JR東海は「対話する」と態度を軟化
拙著『 知事失格 リニアを遅らせた川勝平太 「命の水」の嘘』(飛鳥新社)で詳述したように、リニアトンネル工事現場から100キロ以上も離れた大井川下流域への水環境への影響はほぼないことはわかっていた。
それでも、川勝氏は、県と下流域の10市町長らで「大井川利水関係協議会」を設置して、地域住民の了解を得られるまでは、南アルプストンネル工事に反対する姿勢を堅持した。
2018年夏に2つの専門部会を設置して以降、現在でもリニア工事と大井川の水資源および南アルプスの自然環境の保全の両立に向けて議論を行っている。
川勝氏のあとを受けた鈴木知事も、知事選では静岡空港新駅設置を働き掛けるとしていた。
このため、JR東海の丹羽俊介社長は6月5日の鈴木知事との初懇談で、「静岡空港新駅設置」について「課題はいろいろあるが、静岡県から話があれば、対話していく」などと態度を軟化させた。
ひかり・こだまの増便は「JR東海の都合」でしかない
国交省が静岡県のメリットとして示したひかり、こだまの停車数が1.5倍になることなど、県民のほとんどはメリットとは考えていない。
現在、毎日約200本ののぞみが静岡県内を通過する。
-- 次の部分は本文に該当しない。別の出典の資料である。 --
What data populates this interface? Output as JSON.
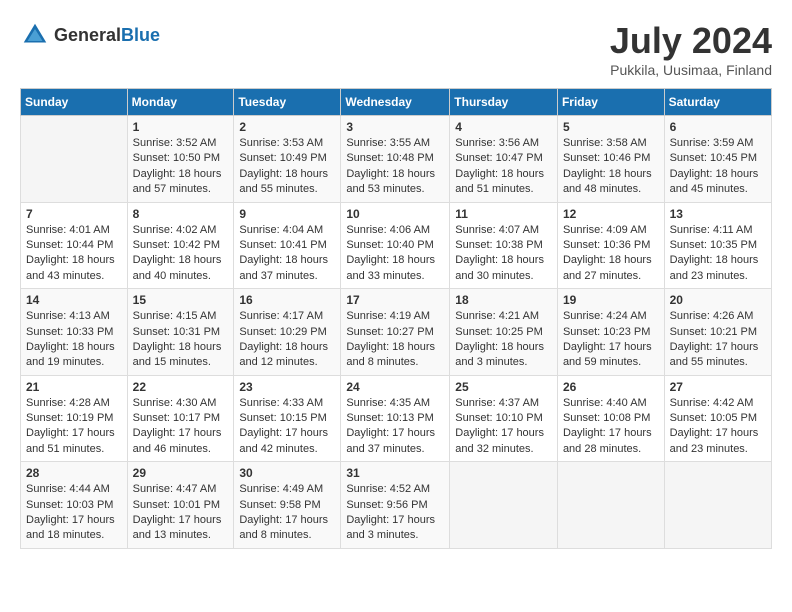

ひかりは静岡、浜松の両駅で1時間1本、往復15本程度しか停車しない。
またJR東海は、のぞみの削減を最低限に抑えるためにひかりの大幅な増便ではなく、こだま増便をメインに考えている。だから、「静岡県のメリット」ではなく、JR東海の都合だと県民は考える。
それでは、「静岡県のメリット」はやはり、静岡空港新駅となるのか?
JR東海は静岡空港新駅の反対理由に、静岡―掛川駅間が近すぎることを挙げていた。静岡県内には6駅もの新幹線停車駅はあり、さらにこだまを停車する新駅を造れば、もはや新幹線とは言えなくなる。
もし、静岡空港新駅を造るのであれば、こだまは停車しない、ひかりのみが停車する駅を想定しなければならない。それも静岡県内はどこにも停車しない、東京、京都、大阪だけへ行き来するためだけの新駅となる。
つまり、右肩上がりに増え続けるインバウンド(訪日外国人客)需要に対応するための新駅とすれば、JR東海の理解を得ることができるかもしれない。